Keywords: cooperative learning models, ice breaking, learning motivation, learning outcomes, STAD

  • 1.    Pendahuluan

Belajar matematika merupakan suatu syarat cukup untuk melanjutkan pendidikan ke jenjang berikutnya. Karena dengan belajar matematika, mengajarkan sesorang bernalar secara kritis, kreatif dan aktif. Oleh karena itu pelajaran matematika diajarkan di semua jenjang pendidikan (Slameto, 2015). Siswa SMK pun mendapat pelajaran matematika, meskipun porsinya berbeda dengan siswa SMA. Karakter siswa SMK adalah bukan hanya menerima teori yang abstrak melainkan langsung mengerjakan secara nyata, 85

sehingga pada saat belajar matematika siswa tidak termotivasi untuk belajar karena belajar matematika hanya sesuatu yang dianggap tidak digunakan dalam kehidupan nyata. Oleh karena itu perlu dipilih model yang tepat untuk memfasilitasi siswa agar termotivasi belajar matematika dan memperoleh hasil belajar yang baik. Menurut Indah, dkk (2017) matematika merupakan ilmu yang mempelajari tentang bilangan, model, dan struktur yang terorganisasi, matematika juga membahas mengenai definisi, teorema, fakta, dan korelasi diantara ruang dan bentuk. Dengan konsep matematika tersebut seseorang dapat mengetahui bahwa dalam memecahkan masalah haruslah sistematis dan berproses.

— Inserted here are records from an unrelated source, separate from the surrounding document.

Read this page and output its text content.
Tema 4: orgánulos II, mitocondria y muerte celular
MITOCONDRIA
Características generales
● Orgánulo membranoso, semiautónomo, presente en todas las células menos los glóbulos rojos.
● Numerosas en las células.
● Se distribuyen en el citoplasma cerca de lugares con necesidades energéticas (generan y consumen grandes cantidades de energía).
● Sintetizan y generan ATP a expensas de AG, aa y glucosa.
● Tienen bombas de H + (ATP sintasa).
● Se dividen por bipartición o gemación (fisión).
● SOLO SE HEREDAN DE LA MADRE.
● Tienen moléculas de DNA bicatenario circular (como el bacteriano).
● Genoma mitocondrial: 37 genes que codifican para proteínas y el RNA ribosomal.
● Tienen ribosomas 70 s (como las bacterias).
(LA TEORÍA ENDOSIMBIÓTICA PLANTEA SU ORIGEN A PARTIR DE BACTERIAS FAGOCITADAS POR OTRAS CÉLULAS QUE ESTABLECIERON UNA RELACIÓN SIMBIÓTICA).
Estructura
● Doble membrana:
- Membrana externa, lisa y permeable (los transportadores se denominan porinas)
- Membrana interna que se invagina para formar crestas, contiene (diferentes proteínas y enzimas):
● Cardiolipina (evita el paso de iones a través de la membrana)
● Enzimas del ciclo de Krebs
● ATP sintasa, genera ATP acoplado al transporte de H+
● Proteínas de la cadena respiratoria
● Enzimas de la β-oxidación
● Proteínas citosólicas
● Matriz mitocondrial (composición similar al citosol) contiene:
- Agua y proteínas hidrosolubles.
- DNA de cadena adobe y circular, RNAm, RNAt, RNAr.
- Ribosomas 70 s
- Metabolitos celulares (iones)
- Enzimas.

Meskipun telah banyak dilakukan inovasi dalam pendidikan dan pembelajaran khususnya matematika, namun hasilnya belum memuaskan. Akibat nyata yang ditemui adalah hasil kemampuan matematika melalui TIMSS 2015 (Trends in International mathematics and Science Study) menunjukkan bahwa Indonesia mendapatkan peringkat 45 dari 50 negara yang mengikuti TIMSS dan masih dibawah rata-rata negara OECD (Organization for Economic Co-operation and Development) (Mullis, Martin, Foy, and Hooper, 2016). Hal ini dapat memberikan gambaran mengenai tingkat pemahaman dan penguasaan siswa terhadap mata pelajaran matematika masih dalam taraf kemampuan berpikir tingkat rendah. Harus diakui bahwa mutu pendidikan pada umumnya masih rendah, terlebih lagi mutu pendidikan matematika. Siswa tidak diberdayakan untuk berpikir, kemampuan yang dikembangkan hanyalah kemampuan menghafal dan kemampuan kognitif kelas rendah.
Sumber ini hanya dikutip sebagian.